De una forma u otra, todo gira en torno a un limonero centenario, lo vemos en la acidez de unos personajes que luchan contra su propia soledad, acostumbrados algunos a nadar en el mismo mantillo de la tierra, pero que no pierden nunca ese verdor que emana la esperanza y que de vez en cuando acude a rescatarlos, en forma de destino o deidad. Todo vale para redimirse o para volver a comenzar en Pulpa de limón, primera novela del periodista Álvaro Romero Bernal, publicada por Ediciones En Huida.

La novela comprende un periodo de tres semanas y son tres historias las que se entrelazan en ella. Por una parte encontramos a un solterón más que anclado en su propia existencia, rodeado de nostalgia de la que no se ve capaz de salir, es un ser pasivo por naturaleza pero que no deja de ser esencial para la trama, el bueno de Marino Parejo tendrá un papel en la historia casi más por inercia que por iniciativa propia, pero recordando ese verdor del que comenzamos hablando, da el paso.

Está Enrique Alcocer, un hombre afortunado en todas sus aristas, tan bien lo ha tratado la vida que no es capaz de ser feliz, y es tan consciente de ello que se agarra desesperado a cualquier raíz que sobresale a su vista, placebo en forma de bebida, en forma de mujer; y de nuevo ese verdor.

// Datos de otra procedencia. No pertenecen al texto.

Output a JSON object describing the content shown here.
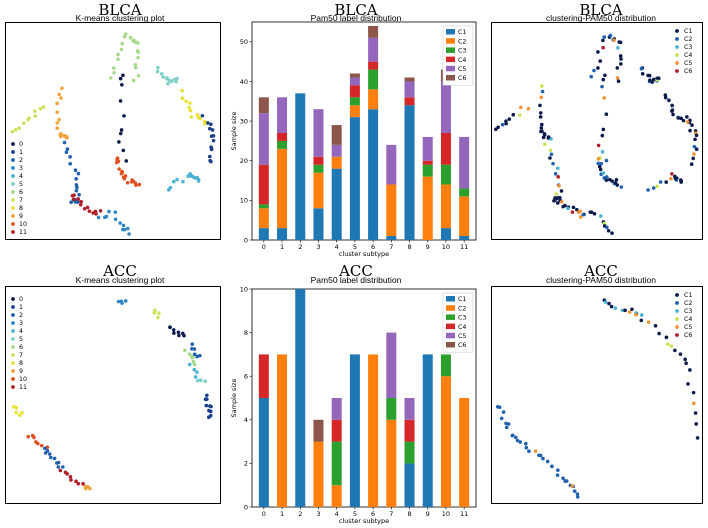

El padre Felipe es tierra firme, es un personaje tan bien pulido, que nos sirve para sosegarnos. Somos testigos de sus dudas y miedos, presentes en monólogos que el autor disfraza de oraciones a un dios que escucha y ve, solo.

A los protagonistas de estas historias se unen grandes mujeres, todas ellas son reflejo de ésas mismas que se cruzan con nosotros sin verlas. Personas reales, muy reales.

La trama está narrada con una lírica evocadora bellísima, intercalada con una narrativa que nos guía por momentos cuesta abajo, a medida que los acontecimientos se van dibujando, los seres que habitan en sus páginas se mueven, actuan, se equivocan, pero sobre todo, se mueven, tanto que esa tranquila novela nostálgica que comenzó en un luminoso patio una mañana de primavera, acaba convertida en una novela negra, con páginas duras y que muestran la parte más monstruosa del ser humano.

Su lectura final tiene como testigo callado el verdor del limonero con el que comenzábamos la reseña, y que deja entrever una cierta metáfora de la vida, ante la cual giramos hasta volver inevitablemente a ella. Aldous Huxley dijo que la felicidad no era nunca grandiosa, y creo que tenía razón; el vitalismo que escapa de las últimas páginas es un toque de atención del autor, un aviso. La felicidad tal vez está cerca y puede que esté construída de pequeños detalles, de nuevo ese verdor.»